Los profesionales se han concentrado en el José Ramón Muñoz Fernández, Centro de Salud en el que sucedió la última agresión este fin de semana

Casi una agresión al día. Es la situación a la que se enfrenta el colectivo sanitario de Aragón con preocupante regularidad. El último episodio registrado sucedió este mismo fin de semana en Zaragoza, cuando un paciente amenazó a su médica de urgencias con clavarle una navaja. Este miércoles, y abanderando el lema de “tolerancia cero”, decenas de profesionales se han concentrado a las puertas de sus respectivos Centros de Salud para reclamar mayor protección, actuaciones inmediatas y un endurecimiento de las medidas contra la violencia sistemática sufrida en la atención sanitaria.

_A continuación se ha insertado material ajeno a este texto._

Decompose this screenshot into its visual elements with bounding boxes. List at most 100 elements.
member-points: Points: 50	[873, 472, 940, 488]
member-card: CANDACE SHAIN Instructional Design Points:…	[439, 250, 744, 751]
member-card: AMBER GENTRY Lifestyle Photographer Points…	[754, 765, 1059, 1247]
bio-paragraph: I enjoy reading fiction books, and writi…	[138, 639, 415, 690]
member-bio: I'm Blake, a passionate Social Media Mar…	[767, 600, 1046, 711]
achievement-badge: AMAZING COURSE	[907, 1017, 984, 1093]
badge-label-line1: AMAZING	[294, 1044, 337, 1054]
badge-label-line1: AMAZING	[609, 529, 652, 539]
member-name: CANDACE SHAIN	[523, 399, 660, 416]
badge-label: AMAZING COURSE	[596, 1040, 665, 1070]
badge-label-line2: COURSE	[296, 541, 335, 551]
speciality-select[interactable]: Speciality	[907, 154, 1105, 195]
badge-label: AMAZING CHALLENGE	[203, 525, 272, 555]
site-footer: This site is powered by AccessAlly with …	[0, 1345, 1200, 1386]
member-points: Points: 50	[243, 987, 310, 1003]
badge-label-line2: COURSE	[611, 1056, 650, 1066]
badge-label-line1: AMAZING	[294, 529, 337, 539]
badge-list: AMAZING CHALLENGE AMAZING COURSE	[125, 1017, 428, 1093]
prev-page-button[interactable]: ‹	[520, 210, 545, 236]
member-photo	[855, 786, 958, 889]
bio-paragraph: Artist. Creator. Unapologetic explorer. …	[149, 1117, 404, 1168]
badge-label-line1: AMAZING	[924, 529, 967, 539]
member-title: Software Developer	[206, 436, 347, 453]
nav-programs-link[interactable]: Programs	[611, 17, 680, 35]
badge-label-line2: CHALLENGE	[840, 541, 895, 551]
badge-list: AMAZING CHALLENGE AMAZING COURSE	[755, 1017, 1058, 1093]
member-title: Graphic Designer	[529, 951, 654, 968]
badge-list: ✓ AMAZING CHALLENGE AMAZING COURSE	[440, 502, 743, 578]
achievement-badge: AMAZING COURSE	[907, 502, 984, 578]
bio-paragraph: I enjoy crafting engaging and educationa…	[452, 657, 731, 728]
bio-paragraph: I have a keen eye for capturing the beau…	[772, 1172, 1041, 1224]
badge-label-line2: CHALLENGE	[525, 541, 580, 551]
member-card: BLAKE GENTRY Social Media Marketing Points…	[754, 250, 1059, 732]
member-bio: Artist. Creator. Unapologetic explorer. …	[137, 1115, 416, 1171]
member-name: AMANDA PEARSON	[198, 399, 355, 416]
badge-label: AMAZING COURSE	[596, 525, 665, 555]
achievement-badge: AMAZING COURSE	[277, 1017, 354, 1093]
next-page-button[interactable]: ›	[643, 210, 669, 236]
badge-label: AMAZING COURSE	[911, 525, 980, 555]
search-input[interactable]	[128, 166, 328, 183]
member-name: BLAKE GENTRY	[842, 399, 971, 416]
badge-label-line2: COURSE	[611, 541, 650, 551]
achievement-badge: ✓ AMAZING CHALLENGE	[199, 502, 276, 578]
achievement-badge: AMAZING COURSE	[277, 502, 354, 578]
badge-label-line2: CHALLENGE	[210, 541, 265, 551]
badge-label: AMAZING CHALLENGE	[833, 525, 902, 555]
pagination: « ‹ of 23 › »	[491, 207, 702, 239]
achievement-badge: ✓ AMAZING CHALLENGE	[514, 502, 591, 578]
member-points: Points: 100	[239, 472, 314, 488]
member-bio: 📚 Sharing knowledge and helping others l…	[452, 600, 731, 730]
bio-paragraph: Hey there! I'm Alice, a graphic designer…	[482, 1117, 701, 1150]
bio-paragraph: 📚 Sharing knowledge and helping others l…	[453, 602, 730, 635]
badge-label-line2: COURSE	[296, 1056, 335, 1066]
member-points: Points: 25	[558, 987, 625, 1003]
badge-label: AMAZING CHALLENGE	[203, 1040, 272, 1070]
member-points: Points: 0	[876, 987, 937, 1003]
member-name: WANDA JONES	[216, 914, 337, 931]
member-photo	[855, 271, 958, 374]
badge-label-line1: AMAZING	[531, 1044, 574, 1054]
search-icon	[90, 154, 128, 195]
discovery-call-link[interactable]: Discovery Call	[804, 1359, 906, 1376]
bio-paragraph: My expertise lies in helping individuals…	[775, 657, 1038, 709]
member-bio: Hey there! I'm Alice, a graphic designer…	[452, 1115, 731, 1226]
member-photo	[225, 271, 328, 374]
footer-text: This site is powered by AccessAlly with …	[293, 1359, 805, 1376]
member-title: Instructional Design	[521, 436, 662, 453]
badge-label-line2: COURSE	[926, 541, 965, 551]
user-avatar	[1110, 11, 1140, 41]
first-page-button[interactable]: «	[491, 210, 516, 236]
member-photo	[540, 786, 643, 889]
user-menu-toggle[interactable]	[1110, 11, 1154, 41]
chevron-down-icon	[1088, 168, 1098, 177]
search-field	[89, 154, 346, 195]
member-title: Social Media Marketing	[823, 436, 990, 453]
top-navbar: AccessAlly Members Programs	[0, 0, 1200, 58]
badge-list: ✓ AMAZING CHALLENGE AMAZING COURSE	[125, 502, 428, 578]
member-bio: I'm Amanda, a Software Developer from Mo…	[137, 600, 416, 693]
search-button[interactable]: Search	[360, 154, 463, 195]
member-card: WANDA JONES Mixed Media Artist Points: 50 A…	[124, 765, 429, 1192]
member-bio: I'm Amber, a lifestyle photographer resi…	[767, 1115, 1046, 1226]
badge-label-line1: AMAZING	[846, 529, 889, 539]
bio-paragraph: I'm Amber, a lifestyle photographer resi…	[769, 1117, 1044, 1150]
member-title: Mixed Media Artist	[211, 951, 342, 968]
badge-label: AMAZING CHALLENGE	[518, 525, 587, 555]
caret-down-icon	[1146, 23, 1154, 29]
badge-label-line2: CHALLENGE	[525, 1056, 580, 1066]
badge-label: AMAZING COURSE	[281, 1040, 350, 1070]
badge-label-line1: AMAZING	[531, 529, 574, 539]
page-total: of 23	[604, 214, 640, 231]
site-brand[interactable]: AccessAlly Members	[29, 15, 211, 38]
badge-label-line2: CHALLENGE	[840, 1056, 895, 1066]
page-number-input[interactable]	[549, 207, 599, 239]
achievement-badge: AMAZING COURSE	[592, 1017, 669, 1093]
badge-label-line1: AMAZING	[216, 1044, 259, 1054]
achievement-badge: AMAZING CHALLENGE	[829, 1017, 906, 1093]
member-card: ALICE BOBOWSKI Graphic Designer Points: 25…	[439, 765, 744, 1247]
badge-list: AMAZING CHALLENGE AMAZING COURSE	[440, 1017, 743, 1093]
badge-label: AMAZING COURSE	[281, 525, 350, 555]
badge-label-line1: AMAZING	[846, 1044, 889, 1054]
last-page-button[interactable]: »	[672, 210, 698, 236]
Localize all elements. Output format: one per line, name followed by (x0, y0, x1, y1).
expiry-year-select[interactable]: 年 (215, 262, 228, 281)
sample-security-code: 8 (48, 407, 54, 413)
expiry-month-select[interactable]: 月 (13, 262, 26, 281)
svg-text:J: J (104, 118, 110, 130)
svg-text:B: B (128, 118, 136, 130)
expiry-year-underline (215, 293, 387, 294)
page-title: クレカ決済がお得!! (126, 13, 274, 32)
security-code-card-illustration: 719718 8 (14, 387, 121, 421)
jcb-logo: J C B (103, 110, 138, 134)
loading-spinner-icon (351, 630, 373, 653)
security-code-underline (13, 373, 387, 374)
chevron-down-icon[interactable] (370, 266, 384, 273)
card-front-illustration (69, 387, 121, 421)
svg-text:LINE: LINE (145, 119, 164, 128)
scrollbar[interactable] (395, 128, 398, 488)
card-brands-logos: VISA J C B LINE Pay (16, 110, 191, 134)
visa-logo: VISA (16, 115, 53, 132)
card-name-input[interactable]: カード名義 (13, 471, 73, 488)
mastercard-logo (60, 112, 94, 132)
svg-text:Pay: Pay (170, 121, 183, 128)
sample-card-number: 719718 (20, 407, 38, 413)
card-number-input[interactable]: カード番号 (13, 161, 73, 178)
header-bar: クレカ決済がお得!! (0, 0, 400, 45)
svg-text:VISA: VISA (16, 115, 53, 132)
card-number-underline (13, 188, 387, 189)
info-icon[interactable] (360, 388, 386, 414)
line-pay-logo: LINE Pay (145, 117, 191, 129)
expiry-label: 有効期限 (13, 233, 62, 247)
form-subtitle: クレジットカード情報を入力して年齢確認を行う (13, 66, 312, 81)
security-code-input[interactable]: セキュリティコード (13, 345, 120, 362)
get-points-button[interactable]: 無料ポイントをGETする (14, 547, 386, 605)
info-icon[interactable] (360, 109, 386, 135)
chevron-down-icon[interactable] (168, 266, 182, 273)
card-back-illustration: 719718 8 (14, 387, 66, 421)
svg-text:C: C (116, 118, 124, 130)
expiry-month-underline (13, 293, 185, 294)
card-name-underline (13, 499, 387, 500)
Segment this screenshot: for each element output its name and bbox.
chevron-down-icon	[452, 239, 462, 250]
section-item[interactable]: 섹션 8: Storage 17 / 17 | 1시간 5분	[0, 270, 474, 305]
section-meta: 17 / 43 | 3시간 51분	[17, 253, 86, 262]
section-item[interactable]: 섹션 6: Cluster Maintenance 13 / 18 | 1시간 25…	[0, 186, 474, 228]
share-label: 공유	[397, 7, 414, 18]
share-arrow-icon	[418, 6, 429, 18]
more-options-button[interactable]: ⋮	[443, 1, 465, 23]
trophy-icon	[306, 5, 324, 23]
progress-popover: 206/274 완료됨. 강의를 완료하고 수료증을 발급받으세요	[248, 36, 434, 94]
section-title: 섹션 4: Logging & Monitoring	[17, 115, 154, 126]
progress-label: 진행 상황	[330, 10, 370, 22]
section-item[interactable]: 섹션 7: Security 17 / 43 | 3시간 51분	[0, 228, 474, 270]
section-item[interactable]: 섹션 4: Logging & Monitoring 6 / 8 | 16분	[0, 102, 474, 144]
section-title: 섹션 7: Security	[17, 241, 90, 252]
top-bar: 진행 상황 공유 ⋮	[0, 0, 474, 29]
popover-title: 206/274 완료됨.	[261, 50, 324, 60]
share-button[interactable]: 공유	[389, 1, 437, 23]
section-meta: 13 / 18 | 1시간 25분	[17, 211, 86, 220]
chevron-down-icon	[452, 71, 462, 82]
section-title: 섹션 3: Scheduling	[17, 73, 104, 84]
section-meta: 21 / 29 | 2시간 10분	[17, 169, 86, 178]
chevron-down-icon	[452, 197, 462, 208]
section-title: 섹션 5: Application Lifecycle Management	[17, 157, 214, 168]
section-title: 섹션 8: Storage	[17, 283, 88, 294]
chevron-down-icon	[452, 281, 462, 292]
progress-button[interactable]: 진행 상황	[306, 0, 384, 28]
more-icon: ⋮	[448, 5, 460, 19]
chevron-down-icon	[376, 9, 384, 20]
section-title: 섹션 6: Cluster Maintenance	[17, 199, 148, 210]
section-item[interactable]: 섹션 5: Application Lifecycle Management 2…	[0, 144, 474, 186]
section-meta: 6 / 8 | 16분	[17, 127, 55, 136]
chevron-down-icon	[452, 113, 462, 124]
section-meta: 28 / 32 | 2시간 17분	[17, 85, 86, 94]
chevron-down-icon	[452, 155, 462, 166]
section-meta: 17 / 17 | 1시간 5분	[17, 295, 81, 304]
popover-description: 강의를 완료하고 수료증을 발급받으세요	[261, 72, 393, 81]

Ante su indefensión, las representantes del colectivo han hecho hincapié en la necesidad de echar mano cuanto antes de la batería de propuestas que ya hace tiempo pusieron sobre la mesa en materia de protección, y que venían a contemplar la posibilidad de portar consido botones del pánico consigo, pulseras geolocalizadoras y acompañamiento (de un compañero) durante las consultas a domicilio. Asimismo, una vez más, han vuelto a referirse a la necesidad de dotar a los centros de vigilantes de seguridad y de sistemas de vídeo vigilancia. Especialmente, en aquellos núcleos más conflictivos.

Al mismo tiempo, han vuelto a instar al Gobierno de Aragón a formalizar la tipificación de normativas, penas o condenas incluso de carácter económico de hasta 30.000 al agresor, que puedan vincularse de algún modo a la Ley de la Autoridad Sanitaria. La propia presidenta del Colegio de Médicos de Aragón, Concha Ferrer, y la secretaria general del Sindicato de Médicos de Atención Primaria, Mercedes Ortín, han analizado el repunte de casos en los últimos dos años, dejando claro que a pesar de que la mayoría de dichas agresiones hayan sido verbales (el 67%, frente al 33% físicas), ninguna debe ser jamás tolerada.

Reconocen, además, que las cifras tan solo llegan a traslucir “la punta del iceberg”, puesto que, de hacerse una encuesta, la mayoría de los sanitarios han sido víctima de algún tipo de agresión a lo largo de su ejercicio profesional. En ese sentido, han querido hacer público su apoyo a la compañera recientemente agredida en Zaragoza, asegurando que, en esta lucha, “todos somos uno”.